A Ghost in Waterloo Station

By (author): Bert Almon
ISBN 9781897142288
Softcover | Publication Date: August 15, 2007
Book Dimensions: 5.5 in x 8.5 in
128 Pages

About the Book

The poems in A Ghost in Waterloo Station take the everyday world as their point of departure, but the place of arrival is never the shore you started from. Vivid invocations and meditations on childhood, art, and travel bring together places and people as likeable and unexpected as the wry poetic sensibility recommending them to our attention. Greece is a country where clarity / is inescapable unless it forces your lids shut. Swallows enter their nests high on the white stacked walls at Indian Lodge as if the ghost/ of a remorseful pickpocket/ were slipping a wallet/ back where it come from.
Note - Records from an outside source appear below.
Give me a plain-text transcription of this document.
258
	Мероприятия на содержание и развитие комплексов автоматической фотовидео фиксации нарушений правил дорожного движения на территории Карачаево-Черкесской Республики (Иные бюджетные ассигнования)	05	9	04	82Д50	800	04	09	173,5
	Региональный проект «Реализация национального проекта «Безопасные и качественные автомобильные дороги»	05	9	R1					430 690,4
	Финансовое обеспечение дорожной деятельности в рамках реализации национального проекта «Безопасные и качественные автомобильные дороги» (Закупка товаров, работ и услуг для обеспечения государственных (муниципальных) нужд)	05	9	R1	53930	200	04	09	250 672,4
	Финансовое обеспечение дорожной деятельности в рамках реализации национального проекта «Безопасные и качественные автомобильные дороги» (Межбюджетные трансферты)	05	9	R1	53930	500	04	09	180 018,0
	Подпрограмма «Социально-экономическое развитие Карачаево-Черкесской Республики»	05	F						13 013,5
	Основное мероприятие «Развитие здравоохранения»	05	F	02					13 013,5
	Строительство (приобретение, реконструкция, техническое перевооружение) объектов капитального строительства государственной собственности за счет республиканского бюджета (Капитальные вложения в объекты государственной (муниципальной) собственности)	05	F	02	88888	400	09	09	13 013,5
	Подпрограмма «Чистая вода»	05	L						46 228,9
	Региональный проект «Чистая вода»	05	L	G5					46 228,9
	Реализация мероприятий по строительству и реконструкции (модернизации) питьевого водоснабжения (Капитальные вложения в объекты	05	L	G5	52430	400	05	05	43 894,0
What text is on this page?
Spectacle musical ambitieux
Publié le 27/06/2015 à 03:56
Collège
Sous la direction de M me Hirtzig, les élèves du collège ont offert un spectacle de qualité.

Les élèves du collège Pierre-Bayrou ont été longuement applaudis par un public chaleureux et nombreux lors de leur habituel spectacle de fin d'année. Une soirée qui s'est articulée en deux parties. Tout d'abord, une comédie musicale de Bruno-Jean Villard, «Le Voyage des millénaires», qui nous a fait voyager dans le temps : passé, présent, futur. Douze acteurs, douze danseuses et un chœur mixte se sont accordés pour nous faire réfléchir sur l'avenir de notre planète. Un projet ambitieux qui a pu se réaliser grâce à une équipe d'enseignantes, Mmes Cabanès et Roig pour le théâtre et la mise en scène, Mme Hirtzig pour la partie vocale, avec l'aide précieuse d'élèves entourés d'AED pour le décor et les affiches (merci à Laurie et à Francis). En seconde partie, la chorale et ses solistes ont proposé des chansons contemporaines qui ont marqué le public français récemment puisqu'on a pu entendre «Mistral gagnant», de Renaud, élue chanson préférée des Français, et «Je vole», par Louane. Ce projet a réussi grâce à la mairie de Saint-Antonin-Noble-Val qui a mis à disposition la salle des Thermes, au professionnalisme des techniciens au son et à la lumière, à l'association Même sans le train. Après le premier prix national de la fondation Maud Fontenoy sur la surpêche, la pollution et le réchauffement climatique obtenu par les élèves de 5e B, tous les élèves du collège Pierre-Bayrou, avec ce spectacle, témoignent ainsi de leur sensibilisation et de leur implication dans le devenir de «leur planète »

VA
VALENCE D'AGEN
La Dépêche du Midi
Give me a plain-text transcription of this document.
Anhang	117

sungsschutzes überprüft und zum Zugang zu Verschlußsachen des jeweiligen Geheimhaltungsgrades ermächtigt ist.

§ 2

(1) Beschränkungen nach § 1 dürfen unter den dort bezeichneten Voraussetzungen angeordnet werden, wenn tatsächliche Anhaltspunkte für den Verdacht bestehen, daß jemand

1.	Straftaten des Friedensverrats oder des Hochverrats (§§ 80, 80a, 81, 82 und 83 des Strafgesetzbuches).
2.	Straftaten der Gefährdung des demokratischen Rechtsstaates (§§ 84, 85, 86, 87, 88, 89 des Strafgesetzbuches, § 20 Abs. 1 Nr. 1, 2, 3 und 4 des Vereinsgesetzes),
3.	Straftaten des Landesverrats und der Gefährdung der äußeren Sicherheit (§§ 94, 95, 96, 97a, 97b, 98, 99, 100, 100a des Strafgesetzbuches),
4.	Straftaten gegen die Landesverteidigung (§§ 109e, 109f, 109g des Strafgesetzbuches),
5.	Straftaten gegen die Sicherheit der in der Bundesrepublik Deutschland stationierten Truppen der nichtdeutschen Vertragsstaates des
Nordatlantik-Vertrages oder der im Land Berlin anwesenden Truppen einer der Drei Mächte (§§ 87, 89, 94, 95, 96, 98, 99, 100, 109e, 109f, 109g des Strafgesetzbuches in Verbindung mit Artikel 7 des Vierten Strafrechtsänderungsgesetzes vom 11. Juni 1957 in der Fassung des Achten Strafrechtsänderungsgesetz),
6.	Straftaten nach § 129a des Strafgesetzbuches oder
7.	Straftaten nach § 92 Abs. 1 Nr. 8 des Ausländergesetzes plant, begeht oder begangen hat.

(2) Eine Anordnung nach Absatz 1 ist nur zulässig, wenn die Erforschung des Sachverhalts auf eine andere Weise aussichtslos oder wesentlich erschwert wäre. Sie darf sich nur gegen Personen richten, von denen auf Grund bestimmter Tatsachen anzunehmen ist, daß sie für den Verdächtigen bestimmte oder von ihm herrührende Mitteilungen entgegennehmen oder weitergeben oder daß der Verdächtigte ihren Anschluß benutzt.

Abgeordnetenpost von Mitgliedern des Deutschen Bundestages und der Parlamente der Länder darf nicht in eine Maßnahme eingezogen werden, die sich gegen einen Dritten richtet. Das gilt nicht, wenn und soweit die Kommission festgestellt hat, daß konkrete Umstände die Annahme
There is much humour here, and warmth, combined with an awareness of loss and the weight of history—all delivered in a voice distinctive in its combination of narrative, whimsy, and psychological observation.

About the Author(s)

Bert Almon won the Writers’ Guild of Alberta Award for Poetry for Earth Prime (Brick) in 1998. He has been a Hawthornden Fellow in Poetry and a finalist in the Blackwell’s/Times Literary Supplement Poetry Competition. His poems have appeared in journals such as The Malahat Review, The Fiddlehead, Grain, Prairie Fire, Descant, Prism international, and Queen’s Quarterly. He lives in Edmonton, where he teaches creative writing at the University of Alberta.